What are Kafka and Kafka Streams

What are Kafka and Kafka Streams ?

Table of Contents

In a company, there is a source system and a target system, they communicate with each other.

If we increase the source systems and the target systems then there is a lot of data to be exchanged. This becomes really complicated. For data transferring we come across a lot of choices like which transfer protocol to use, how the data is parsed? Data schema and many more.

Here Apache Kafka comes in, Apache Kafka allows you to decouple your data streams and your systems so now your source systems will have their data end up in Apache Kafka. Your target systems will source their data straight from Apache Kafka and so this decoupling is what 

What is a Stream?

A Stream can be defined in general as an unbounded and constant flow of data packets in real-time. Data packets are developed in the state of key-value pairs, and the packets are automatically moved from the source; there is no requirement to put a request for the identical.

What are Kafka and Kafka Streams ?

Apache Kafka Stream API Architecture

The producer and Consumer libraries are used by Apache KStream internally. It is coupled with Kafka, and the API allows you to leverage Kafka’s abilities by acquiring Data Parallelism, Fault-tolerance, and numerous other powerful features.

What are Kafka and Kafka Streams ?

Following are the various components present in the KStream Architecture:

  • Input Stream
  • Output Stream
  • Instance 

The instance consists of the following three parts.

  • Consumer
  • Local State
  • Stream Topology
  • Input and output data is stored in Kafka’s clusters by Input stream and output stream.
  • Inside every model, we have Consumer, Stream Topology, and Local State
  • Stream Topology is the flow or DAG in which the given assignment is completed
What are Kafka and Kafka Streams ?
  • Intermediate results like Map, FlatMap are stored in the memory location that is called State.

To improve data parallelism, we can instantly increase the number of Instances.

Kafka Stream Features

Elastic

Apache Kafka, an open-source project, was designed to be favorably available and horizontally scalable. Hence, Kafka’s support, Kafka streams API, has reached its highly elastic nature and can be easily expandable.

Fault-tolerant

The Data logs are partitioned initially, and these partitions are shared among all the servers in the cluster that are managing the data and the individual requests. Thus Kafka accomplishes fault tolerance by duplicating each partition over several servers.

Highly viable

Since Kafka clusters are admiringly available, they can be preferred in any use cases irrespective of size. They are qualified for sustaining small, medium, and large scale use cases.

Integrated Security

 Best in class security for the data is offered by Kafka that has three major security components.
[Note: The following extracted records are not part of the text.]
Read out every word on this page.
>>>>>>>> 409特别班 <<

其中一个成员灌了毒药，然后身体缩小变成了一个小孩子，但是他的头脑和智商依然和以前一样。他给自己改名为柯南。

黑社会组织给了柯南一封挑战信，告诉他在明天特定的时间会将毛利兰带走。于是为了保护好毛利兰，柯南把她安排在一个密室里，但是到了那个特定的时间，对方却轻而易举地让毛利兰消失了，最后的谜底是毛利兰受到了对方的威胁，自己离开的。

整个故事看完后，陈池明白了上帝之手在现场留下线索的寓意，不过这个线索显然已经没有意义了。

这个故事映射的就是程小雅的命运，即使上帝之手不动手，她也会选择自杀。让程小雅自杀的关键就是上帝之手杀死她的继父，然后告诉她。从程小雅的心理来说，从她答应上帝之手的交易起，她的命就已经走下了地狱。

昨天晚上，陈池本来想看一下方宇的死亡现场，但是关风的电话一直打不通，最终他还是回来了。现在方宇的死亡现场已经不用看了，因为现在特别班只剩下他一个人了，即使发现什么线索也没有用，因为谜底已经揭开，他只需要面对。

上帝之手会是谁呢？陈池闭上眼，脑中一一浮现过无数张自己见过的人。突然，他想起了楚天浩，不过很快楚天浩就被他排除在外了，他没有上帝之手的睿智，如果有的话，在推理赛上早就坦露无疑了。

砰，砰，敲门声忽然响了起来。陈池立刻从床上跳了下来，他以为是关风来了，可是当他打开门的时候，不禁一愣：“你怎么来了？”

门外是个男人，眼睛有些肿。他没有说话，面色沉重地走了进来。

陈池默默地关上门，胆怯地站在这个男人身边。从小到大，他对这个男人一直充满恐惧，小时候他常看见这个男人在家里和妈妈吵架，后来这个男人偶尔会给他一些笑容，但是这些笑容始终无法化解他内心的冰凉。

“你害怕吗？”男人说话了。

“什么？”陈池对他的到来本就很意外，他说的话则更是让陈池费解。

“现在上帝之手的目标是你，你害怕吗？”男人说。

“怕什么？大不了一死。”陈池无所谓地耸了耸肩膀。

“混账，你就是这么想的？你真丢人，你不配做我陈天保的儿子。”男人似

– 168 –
The components are mentioned below.

  • Authorization of ACLs
  • Encryption of data using SSL/TLS
  • Authentication of SSL/SASL

Support for Java and Scala

Designing and deploying the Kafka server-side application is much more comfortable as the Kafka supports Java and Scala with ease.

Exactly-once processing semantics

Exactly-once processing means that the program that the user writes is executed only once, and the data in the states is committed only once by the SPE( stream processing element)

Which companies Uses Kafka?

35% of Fortune 500 companies use Kafka such as LinkedIn, Airbnb, Netflix, Uber, Walmart, and so many others. Letā€™s take a look at some concrete examples.

  • Netflix is using Kafka  to apply recommendations in real-time while you’re watching TV shows and this is why basically when you leave a TV show you’ll get a new recommendation right away 
  • Uber uses Kafka to gather user taxi and trip data in real-time to compute and forecast demand and compute the almighty surge pricing in real-time so Uber uses Kafka extensively 
  • LinkedIn uses Kafka to prevent spam and its platform to collect user interactions and make better connection recommendations all in real-time.